Une remarque qui semble avoir ici sa place : on pourra noter que nos écoles de la capitale se trouvent toutes dans les faubourgs. La cause en est que, dans les commencements, une certaine méfiance, bien injustifiée, de la part des autres confrères de l'enseignement, nous invita à nous tenir hors de Lima. Heureuse fraternelle jalousie. Sans le vouloir, nous avons profité, dans la suite, des zones de résidence où s'est déversé le meilleur de la population, si bien qu'aujourd'hui, ceux qui nous tenaient à l'écart se sont mis à notre suite.
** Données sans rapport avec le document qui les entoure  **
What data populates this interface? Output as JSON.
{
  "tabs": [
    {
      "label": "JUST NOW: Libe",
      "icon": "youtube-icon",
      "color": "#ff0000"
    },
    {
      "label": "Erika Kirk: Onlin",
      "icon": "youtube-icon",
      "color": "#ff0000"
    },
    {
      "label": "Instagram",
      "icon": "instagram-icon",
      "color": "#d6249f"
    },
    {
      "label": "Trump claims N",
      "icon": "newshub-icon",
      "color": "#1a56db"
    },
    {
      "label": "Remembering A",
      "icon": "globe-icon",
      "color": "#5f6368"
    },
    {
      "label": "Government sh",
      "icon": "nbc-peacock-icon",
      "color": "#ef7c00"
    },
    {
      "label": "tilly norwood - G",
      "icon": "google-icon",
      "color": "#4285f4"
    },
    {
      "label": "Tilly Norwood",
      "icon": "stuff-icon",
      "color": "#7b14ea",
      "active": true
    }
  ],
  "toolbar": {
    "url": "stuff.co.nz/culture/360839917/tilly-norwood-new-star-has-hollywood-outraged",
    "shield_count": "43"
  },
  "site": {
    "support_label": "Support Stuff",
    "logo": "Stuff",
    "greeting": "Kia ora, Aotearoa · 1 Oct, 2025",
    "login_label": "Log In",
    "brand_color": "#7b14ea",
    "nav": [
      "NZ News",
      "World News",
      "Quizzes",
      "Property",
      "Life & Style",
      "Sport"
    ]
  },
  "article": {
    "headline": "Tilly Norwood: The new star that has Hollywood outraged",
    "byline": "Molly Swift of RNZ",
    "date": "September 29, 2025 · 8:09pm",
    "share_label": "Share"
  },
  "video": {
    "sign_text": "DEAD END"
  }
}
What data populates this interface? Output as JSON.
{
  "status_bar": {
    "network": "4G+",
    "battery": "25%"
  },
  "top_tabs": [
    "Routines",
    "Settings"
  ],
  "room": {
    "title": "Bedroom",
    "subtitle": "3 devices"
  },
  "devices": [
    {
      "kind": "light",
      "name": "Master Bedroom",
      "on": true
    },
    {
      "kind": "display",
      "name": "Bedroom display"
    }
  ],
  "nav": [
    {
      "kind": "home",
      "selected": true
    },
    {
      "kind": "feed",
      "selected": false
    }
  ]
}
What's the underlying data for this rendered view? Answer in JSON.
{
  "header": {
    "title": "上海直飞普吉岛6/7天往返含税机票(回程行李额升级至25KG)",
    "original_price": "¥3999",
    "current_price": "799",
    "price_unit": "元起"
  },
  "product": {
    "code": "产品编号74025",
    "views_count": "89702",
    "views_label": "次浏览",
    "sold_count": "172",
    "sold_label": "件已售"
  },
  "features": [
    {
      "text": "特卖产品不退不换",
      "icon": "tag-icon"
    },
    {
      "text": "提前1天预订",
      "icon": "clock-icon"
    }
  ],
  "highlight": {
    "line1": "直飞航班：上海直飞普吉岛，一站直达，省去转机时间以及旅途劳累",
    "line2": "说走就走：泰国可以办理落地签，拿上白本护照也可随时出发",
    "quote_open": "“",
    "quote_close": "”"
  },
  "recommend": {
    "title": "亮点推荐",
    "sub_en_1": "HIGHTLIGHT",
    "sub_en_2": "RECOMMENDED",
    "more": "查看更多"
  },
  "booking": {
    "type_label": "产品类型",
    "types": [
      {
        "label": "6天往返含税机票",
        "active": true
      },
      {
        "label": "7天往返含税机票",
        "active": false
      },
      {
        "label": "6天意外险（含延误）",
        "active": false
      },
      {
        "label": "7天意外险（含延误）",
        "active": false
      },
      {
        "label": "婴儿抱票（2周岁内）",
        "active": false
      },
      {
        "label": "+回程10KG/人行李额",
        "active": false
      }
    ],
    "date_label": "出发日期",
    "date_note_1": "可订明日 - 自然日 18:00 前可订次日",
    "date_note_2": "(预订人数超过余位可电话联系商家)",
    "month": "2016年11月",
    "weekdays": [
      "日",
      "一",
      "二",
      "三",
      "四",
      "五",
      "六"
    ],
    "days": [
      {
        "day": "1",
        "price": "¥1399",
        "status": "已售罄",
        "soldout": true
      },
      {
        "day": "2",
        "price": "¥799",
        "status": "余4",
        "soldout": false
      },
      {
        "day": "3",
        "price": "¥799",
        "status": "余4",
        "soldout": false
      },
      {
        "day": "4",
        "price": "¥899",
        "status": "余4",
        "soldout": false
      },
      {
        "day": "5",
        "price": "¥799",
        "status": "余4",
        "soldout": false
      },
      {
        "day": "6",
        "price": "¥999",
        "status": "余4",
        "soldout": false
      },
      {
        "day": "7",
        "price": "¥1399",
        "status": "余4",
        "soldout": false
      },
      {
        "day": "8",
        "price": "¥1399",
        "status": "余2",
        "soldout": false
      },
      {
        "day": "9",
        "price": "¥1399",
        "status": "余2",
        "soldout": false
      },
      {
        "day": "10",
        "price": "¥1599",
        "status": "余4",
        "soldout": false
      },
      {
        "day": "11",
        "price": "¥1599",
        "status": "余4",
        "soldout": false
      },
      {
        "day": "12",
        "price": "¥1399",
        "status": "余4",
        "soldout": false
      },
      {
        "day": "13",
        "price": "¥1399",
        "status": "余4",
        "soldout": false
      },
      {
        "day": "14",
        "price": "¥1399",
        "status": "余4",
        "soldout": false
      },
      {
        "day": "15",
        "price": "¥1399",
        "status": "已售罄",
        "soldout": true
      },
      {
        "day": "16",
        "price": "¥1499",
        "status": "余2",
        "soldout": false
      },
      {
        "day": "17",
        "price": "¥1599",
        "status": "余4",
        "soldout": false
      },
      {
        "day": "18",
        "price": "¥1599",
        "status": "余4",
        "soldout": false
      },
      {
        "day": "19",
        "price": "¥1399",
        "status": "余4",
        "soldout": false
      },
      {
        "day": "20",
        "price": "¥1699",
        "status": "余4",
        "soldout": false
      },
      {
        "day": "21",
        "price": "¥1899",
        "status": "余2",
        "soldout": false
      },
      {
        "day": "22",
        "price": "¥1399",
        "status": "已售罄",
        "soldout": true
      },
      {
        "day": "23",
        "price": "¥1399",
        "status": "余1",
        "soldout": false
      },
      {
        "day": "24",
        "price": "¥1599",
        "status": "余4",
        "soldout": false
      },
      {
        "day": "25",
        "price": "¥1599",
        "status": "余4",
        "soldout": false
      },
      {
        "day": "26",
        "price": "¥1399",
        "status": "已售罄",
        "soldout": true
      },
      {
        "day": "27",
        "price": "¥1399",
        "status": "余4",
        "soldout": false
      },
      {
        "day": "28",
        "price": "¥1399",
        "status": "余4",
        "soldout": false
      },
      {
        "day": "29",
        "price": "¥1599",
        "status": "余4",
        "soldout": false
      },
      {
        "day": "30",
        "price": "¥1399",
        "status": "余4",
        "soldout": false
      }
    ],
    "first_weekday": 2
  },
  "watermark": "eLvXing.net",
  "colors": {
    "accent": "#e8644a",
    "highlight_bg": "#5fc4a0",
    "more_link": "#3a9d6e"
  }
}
En 1937, l'Institution de la Bienfaisance Publique nous confiait la direction d'un orphelinat et d'une œuvre de réadaptation pour enfants du peuple. Les vicissitudes de la politique ont forcé nos Frères à les abandonner dernièrement, avec grand regret, car le bien que nous y faisions était immense ; nous y soulagions bien des misères corporelles et morales. Cette œuvre, ou une semblable, sera reprise dès que les circonstances le permettront. Le collège de Sullana s'ouvrit en 1939. Il se trouve au nord du pays, dans une région chaude à l'extrême, où prospère la culture du coton et l'extraction du pétrole. Malgré le climat torride de Sullana, nos Frères y travaillent avec enthousiasme et font un bien immense. C'est en 1953 que nos Frères s'établirent à Cajamarca, haute localité qui rappelle les hauts faits de Francisco Pizarro. Nous y dirigeons deux œuvres dignes du plus grand intérêt : une Ecole Normale Rurale que le gouvernement nous a confiée et où nous formons les futurs instituteurs des écoles communales de la région ; nous y avons aussi fondé le collège Cristo Rey qui, dans sa construction toute neuve, se développe rapidement. Cette région pourra être, comme on espère, une pépinière de bonnes vocations. 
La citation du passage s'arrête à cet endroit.